Annem ve Bil çıldırıyorlardı. Ben de nerdeyse aklımı oynatacağım. Babama ne olmuş. Acaba rol mü yapıyor!
Akşam Abdülvahhab'a gittik. Çok perişan bir hali vardı. İlk geldiğim günkü yüz ifadesi gitmiş, yerine öldürücü bir ifade gelmişti.
İlk defa odasına davet etti bizi. Bir çay demleyip ikram etti.
-Selva! Biliyor musun, baban İslam'ı araştırıyor.
-Olamaz. Aman Allah'ım. Sahi mi? Nasıl oldu bu?

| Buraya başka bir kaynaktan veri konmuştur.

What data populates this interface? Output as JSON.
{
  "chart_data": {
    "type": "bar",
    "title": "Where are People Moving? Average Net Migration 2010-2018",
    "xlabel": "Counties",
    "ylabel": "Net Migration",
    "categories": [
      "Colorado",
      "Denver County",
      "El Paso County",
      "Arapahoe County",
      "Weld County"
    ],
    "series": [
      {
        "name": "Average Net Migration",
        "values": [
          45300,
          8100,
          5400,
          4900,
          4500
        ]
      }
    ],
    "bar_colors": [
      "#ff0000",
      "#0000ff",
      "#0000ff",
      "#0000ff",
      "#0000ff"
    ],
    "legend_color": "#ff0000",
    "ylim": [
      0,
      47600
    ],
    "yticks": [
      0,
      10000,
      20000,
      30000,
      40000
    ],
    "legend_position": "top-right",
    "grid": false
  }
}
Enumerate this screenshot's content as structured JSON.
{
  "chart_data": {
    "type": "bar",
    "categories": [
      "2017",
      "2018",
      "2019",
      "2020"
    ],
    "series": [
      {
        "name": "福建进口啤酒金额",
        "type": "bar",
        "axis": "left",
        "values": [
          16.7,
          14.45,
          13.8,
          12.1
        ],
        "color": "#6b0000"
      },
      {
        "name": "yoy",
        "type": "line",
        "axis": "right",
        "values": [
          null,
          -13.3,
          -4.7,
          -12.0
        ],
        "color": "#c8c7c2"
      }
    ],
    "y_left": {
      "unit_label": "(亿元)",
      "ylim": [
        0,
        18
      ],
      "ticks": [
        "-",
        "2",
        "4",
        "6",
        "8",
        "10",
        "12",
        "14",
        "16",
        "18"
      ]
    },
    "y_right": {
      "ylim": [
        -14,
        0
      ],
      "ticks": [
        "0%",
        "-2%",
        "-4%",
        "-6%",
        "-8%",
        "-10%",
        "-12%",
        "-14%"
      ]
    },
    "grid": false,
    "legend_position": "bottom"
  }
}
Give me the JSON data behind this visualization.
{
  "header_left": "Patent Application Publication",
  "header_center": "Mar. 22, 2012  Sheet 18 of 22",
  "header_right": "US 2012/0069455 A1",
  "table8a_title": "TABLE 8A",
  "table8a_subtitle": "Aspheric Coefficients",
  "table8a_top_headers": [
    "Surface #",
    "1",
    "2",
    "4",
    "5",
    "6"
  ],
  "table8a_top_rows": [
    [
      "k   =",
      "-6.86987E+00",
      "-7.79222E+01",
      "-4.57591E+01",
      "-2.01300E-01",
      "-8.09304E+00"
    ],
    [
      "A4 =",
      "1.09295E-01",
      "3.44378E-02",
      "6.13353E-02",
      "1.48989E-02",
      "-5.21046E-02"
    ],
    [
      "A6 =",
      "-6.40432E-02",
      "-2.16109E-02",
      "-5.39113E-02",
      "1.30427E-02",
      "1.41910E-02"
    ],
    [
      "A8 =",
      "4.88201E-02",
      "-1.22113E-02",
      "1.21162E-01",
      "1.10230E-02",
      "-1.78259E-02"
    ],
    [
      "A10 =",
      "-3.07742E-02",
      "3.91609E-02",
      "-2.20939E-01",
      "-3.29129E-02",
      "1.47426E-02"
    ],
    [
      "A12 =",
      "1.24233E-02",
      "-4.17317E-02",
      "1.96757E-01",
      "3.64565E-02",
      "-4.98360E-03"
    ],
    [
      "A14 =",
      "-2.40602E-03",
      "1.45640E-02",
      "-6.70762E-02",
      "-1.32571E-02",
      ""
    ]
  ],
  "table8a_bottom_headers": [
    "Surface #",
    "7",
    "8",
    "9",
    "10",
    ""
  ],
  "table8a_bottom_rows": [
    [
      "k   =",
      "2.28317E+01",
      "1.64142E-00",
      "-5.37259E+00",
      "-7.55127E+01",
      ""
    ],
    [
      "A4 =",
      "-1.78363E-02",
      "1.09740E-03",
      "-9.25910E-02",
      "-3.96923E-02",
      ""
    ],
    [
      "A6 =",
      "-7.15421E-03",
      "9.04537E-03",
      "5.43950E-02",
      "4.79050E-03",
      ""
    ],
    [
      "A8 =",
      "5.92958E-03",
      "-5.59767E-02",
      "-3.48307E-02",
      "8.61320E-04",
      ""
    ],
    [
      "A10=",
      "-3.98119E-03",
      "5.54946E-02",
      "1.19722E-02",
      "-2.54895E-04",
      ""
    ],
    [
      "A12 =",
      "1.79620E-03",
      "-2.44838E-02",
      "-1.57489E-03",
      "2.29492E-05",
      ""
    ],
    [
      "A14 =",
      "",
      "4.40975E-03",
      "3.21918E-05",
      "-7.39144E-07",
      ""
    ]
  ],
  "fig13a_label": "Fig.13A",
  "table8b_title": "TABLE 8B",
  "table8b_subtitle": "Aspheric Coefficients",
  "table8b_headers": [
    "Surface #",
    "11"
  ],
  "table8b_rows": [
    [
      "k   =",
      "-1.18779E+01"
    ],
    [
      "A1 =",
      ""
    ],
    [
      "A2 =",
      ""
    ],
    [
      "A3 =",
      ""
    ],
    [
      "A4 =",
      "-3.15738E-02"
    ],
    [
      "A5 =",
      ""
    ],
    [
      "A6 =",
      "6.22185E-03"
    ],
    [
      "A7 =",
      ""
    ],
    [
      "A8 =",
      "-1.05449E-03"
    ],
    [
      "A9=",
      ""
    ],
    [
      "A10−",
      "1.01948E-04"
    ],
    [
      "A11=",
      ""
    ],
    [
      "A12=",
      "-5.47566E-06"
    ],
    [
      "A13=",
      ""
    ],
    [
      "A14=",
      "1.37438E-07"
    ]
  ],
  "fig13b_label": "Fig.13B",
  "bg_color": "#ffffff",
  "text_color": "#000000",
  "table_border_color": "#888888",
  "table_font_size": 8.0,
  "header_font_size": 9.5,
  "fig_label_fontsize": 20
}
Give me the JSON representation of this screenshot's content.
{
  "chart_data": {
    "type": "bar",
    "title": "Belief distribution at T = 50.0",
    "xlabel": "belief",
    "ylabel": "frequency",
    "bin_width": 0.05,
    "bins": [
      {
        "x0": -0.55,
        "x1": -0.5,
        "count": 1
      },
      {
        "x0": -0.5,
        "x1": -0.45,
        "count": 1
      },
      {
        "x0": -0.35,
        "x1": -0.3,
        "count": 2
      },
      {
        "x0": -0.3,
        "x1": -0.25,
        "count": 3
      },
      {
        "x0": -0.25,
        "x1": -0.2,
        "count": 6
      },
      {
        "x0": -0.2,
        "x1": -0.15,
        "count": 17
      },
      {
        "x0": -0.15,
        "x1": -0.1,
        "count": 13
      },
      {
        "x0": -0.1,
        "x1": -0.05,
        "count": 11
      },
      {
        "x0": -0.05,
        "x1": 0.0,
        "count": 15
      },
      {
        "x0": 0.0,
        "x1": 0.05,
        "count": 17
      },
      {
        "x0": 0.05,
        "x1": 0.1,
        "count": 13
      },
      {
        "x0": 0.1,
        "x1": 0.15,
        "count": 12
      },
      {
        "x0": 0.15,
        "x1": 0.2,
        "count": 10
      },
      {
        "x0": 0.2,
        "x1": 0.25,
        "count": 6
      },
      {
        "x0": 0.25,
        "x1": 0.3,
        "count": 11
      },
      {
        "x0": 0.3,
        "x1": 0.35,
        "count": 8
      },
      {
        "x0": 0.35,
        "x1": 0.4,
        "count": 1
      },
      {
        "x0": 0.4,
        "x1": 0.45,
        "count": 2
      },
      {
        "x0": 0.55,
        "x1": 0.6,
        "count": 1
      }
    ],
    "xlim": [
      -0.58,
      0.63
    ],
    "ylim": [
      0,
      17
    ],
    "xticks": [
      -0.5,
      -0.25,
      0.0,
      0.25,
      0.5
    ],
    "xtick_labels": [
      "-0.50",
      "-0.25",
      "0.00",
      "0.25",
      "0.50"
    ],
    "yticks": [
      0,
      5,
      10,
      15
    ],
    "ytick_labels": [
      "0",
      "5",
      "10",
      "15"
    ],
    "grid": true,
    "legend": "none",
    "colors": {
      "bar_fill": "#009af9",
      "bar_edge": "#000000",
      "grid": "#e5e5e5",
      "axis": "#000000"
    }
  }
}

Bilmiyorum, düşünmüş geldi bana...
-Ne kadar sevindim... Bu acı günlerimde bir mutlu habere ihtiyacım vardı... Ne mutlu sana Abdulvahhab. İki yıla varmadan üç kişinin müslüman olmasına sebep oldun? Babam araştırmaya başladıysa, bu iş tamam demektir.
Abdülvahhab'ın yüzüne baktım... Acı, ama çok acı bir ifadeyle gülmeye çalışıp cevap verdi.
- Evet, babanız müslüman olursa, üç kişi müslüman olmuş olacak. İki yılda, ya da bir yılda.
Ben bir kişiyim, buraya geleli iki hristiyanı müslüman yaptım, yani sebep oldum. Ya bizim ülkelerimizdeki birer kişiler kaç yılda, kaç milyon müslümanı dinsiz yaptı biliyor musunuz? Bir dinsiz ve çağdaş adam, bir yılda binlerce "müslümanı" dinsiz yaptı...
Gerçi sen, babanız, Rahip müslüman olursanız o binlerceye bedel olursunuz ama, sonuç yine bizim aleyhimize.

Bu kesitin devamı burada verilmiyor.